McGregor plays Ranger John Grimes, a desk jockey called into battle during Bill Clinton's Somalia disaster in 1993.
Author Mark Bowden, who also wrote a screenplay for "Black Hawk Down," says the character is based on Ranger John "Stebby" Stebbins, "but Pentagon officials asked his name be changed in an attempt to keep his shame a secret," the Post reported last week.
The ex-Ranger's embittered ex-wife, Nora Stebbins, complained in an e-mail to the Post: "They are going to make millions off this film in which my ex-husband is portrayed as an All-American hero when the truth is he is not."

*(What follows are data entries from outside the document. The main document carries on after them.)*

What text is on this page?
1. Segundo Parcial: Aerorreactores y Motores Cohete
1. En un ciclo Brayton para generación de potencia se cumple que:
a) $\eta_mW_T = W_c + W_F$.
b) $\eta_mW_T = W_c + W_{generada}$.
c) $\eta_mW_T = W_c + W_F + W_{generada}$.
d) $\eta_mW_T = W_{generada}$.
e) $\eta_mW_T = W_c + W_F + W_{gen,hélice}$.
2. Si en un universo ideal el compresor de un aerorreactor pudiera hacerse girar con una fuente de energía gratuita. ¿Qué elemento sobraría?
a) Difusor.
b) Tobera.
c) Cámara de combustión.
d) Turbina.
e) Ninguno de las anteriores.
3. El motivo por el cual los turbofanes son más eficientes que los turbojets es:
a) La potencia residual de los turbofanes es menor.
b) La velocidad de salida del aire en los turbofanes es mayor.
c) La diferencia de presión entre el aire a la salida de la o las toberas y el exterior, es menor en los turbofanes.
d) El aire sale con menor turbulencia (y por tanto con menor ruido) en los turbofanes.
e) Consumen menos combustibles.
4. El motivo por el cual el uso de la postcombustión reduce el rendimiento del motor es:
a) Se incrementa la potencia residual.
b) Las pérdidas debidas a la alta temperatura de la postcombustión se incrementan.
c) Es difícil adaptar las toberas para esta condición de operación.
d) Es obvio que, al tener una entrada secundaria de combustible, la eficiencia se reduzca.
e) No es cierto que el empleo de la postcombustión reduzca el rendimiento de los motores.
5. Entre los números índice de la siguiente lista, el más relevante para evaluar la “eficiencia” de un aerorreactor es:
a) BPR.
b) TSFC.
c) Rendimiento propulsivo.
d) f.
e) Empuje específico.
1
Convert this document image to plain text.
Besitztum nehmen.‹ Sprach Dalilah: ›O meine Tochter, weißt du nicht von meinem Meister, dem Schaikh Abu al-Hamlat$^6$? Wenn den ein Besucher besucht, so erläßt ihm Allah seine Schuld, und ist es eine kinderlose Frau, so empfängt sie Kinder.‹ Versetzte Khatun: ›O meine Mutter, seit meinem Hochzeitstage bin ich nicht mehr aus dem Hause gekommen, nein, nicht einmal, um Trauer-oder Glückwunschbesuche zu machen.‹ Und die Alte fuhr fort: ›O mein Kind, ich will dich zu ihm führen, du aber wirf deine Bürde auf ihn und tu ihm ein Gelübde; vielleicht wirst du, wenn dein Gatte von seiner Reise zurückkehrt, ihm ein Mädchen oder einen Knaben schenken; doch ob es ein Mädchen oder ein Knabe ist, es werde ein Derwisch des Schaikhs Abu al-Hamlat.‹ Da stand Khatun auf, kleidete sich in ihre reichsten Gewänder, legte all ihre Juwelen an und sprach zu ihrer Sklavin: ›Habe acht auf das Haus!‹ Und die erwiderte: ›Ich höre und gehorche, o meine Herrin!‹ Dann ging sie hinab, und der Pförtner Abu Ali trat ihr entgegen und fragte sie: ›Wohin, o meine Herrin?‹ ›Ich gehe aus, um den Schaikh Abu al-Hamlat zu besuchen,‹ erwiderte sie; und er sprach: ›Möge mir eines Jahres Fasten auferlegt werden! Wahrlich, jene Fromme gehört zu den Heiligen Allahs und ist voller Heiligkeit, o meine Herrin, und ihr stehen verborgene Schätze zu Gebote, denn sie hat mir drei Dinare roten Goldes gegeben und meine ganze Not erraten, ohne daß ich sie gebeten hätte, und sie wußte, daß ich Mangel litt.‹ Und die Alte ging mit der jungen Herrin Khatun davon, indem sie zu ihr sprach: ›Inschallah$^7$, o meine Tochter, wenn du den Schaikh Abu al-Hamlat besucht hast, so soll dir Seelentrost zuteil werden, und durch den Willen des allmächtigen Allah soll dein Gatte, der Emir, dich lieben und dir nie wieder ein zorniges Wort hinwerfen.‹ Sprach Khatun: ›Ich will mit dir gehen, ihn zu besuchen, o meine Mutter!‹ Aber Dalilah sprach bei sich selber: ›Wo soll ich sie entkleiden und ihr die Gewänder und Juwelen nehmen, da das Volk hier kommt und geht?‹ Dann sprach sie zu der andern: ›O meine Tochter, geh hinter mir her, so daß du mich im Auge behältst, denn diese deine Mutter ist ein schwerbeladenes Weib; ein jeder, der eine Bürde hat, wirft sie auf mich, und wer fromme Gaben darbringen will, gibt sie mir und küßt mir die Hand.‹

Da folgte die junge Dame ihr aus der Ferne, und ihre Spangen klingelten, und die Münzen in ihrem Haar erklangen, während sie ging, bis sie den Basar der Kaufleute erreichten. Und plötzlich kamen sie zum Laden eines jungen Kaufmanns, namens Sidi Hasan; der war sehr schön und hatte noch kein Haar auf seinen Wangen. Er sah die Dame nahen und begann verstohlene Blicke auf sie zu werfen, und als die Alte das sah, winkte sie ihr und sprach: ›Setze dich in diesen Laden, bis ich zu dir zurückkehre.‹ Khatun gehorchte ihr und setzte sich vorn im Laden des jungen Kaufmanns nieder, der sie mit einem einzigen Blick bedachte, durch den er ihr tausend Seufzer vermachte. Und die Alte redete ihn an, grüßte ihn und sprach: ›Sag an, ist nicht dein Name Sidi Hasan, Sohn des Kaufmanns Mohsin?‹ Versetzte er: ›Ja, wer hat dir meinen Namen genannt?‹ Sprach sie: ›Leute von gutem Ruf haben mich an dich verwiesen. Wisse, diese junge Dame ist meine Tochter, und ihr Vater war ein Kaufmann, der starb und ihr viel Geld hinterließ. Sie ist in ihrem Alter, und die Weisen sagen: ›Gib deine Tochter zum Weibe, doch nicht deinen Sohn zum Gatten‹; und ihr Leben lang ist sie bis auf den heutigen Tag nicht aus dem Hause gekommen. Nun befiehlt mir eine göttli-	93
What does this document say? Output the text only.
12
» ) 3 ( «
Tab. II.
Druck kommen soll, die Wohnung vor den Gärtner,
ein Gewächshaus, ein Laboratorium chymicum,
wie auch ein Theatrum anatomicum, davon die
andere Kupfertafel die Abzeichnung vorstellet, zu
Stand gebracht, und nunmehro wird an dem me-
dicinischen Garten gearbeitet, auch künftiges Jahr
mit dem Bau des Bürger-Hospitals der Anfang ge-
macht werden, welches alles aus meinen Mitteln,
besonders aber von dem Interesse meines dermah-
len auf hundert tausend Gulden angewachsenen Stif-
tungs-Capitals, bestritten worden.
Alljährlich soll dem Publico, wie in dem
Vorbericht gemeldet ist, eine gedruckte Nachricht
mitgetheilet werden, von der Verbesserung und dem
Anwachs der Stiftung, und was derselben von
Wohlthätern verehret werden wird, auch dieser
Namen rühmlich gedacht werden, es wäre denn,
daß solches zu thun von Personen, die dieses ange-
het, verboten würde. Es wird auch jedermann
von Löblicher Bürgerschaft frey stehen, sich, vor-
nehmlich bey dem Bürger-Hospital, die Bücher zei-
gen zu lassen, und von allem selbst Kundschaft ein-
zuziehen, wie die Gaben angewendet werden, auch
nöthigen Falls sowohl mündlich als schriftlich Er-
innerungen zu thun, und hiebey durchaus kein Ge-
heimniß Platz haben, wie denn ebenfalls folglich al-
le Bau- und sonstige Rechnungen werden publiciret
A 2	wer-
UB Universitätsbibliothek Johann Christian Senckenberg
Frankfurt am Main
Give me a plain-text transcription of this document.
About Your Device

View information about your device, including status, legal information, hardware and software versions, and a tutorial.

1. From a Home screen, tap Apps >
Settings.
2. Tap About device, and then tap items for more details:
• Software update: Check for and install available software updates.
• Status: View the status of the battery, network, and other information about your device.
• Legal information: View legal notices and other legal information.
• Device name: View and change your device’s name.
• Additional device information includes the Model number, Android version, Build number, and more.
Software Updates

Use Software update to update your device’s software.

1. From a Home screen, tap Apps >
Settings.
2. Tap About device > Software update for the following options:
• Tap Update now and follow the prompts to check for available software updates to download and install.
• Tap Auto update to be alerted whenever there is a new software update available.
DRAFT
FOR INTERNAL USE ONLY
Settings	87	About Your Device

Stebbins was court-martialed and sentenced on June 8, 2000, the Post said. Janet Wray, a spokeswoman for Fort Leavenworth military prison in Kansas, confirmed to the newspaper: "We have a John Stebbins here. He arrived on June 9 last year and is serving a 30-year sentence for sodomy with a child under 12 and rape."
In the book, Bowden says Stebbins had tried and failed to join the Army three times during the Persian Gulf War. Mocked by his fellow soldiers as "chief coffee maker" and "paper pusher," he surprised everyone with his heroics in the Battle of Mogadishu.
A Revolution Studios mouthpiece claimed that the name change was "a creative decision made by the producers." (Changing a name is Tinseltown's idea of creativity? No wonder there were so many horrible movies this year.)
As NewsMax previously reported, "Black Hawk Down" hushed up Clinton's role in the Somalia fiasco and the rise of terrorism. Several NewsMax readers have noted, however, that the movie "Three Kings," starring Bill O'Reilly's nemesis George Clooney, had no such qualms in blaming President G.H.W. Bush for problems in the Gulf War.
But why should it surprise anyone that a Hollywood movie whitewashes and honors a rapist? After all, Hollywood movie makers whitewashed and honored a certain White House rapist.